Mick worked ‘PRO BONO’ at our church office supporting refugees, migrants, asylum seekers, and so many others. Everyday a stream of people came in to see him seeking his help. He walked the extra mile to support people.
At the funeral there were so many people present from all walks of life, and from the ‘four corners’ of the world.
The Sikh community provided fruit, water and other drinks for all to share afterwards at the wake.
Tributes were given by family, community workers, church members. Some of the common words used were ‘selfless, generous, not self-preoccupied, reliable, honest, knowledgeable, non-judgemental, accepting’.

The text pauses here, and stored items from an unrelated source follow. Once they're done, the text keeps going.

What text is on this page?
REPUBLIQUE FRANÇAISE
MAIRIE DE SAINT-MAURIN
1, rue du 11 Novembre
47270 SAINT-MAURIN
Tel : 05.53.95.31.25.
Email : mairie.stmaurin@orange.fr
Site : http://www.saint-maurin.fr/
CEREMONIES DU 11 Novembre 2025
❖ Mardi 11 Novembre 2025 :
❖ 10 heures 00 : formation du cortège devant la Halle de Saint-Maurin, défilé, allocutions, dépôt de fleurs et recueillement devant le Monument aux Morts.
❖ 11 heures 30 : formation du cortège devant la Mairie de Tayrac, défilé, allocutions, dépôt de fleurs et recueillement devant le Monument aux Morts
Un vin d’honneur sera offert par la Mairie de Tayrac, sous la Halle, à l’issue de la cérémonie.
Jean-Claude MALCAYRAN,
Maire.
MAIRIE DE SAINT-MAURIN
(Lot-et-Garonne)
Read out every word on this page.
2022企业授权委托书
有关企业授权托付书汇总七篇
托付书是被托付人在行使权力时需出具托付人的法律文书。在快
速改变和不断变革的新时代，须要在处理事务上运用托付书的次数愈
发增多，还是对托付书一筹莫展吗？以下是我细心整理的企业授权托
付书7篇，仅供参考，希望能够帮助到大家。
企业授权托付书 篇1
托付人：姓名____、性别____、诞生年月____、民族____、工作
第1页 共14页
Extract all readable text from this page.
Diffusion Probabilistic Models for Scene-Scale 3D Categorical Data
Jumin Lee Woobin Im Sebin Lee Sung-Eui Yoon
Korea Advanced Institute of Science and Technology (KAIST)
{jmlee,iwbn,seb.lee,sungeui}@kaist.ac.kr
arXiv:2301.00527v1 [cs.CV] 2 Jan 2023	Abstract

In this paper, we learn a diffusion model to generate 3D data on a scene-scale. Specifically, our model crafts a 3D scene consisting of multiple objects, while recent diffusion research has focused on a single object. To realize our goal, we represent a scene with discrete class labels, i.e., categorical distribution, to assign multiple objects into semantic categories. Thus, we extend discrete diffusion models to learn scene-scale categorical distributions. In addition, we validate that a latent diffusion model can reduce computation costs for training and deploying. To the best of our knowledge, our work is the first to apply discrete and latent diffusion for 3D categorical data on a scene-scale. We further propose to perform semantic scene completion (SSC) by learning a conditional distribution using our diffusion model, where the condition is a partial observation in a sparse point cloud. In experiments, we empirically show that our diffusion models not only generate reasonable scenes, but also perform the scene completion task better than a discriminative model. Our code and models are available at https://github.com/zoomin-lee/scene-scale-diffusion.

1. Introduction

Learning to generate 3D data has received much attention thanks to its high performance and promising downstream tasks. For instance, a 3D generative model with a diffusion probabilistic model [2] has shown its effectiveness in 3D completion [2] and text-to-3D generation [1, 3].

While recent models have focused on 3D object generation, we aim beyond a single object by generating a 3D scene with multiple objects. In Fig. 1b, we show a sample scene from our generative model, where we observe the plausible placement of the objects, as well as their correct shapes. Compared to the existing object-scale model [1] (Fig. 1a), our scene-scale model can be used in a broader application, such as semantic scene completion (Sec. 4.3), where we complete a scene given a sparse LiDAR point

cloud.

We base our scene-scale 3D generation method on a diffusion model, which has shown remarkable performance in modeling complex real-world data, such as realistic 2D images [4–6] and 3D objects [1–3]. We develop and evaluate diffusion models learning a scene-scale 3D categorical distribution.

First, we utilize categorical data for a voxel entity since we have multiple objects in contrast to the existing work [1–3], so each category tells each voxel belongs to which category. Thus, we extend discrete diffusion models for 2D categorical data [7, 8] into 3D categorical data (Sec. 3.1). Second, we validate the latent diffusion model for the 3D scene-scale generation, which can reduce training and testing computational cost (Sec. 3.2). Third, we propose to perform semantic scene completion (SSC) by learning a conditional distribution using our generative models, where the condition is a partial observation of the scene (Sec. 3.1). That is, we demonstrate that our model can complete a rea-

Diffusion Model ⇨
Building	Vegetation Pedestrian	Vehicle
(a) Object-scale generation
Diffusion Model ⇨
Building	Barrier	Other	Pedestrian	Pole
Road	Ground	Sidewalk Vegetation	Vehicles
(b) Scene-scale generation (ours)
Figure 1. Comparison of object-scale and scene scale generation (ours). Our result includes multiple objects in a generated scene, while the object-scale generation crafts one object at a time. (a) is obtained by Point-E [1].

Mick was quite private about his health and other things about himself. However, he was out there for others.
Mick was very committed to his faith. He chose to be a Catholic as a young man and did not look back. However, he was very accepting and respectful of the belief of others; it gave him freedom. People spoke about his sense of humour.
The Aboriginal community was strongly represented. Mick attended St. Martin’s Community for Mass and drove the bus, picking up people for Mass on Sunday mornings. St. Martin’s, while open to all, is also especially an Aboriginal Catholic Community.
As I reflected, I saw an example of a truly Christian disciple of Jesus. Practical living of our faith speaks eloquently to others.
I had intended to speak today about two more gifts of the Holy Spirit as we journey to Pentecost. I will continue doing that tomorrow.
However, I believe that what I have just said about Mick Fox is a practical example of the FRUITS of the Spirit.
The gift of the Holy Spirit bore fruit in Mick abundantly. He very much lived his faith in practical Christian living.
Pope Francis keeps reminding us that it is by living our faith we become proclaimers of the Gospel. We become living reminders.
No Saint, no-one is perfect, but with the grace of the Holy Spirit we can bear much fruit, fruit that will last.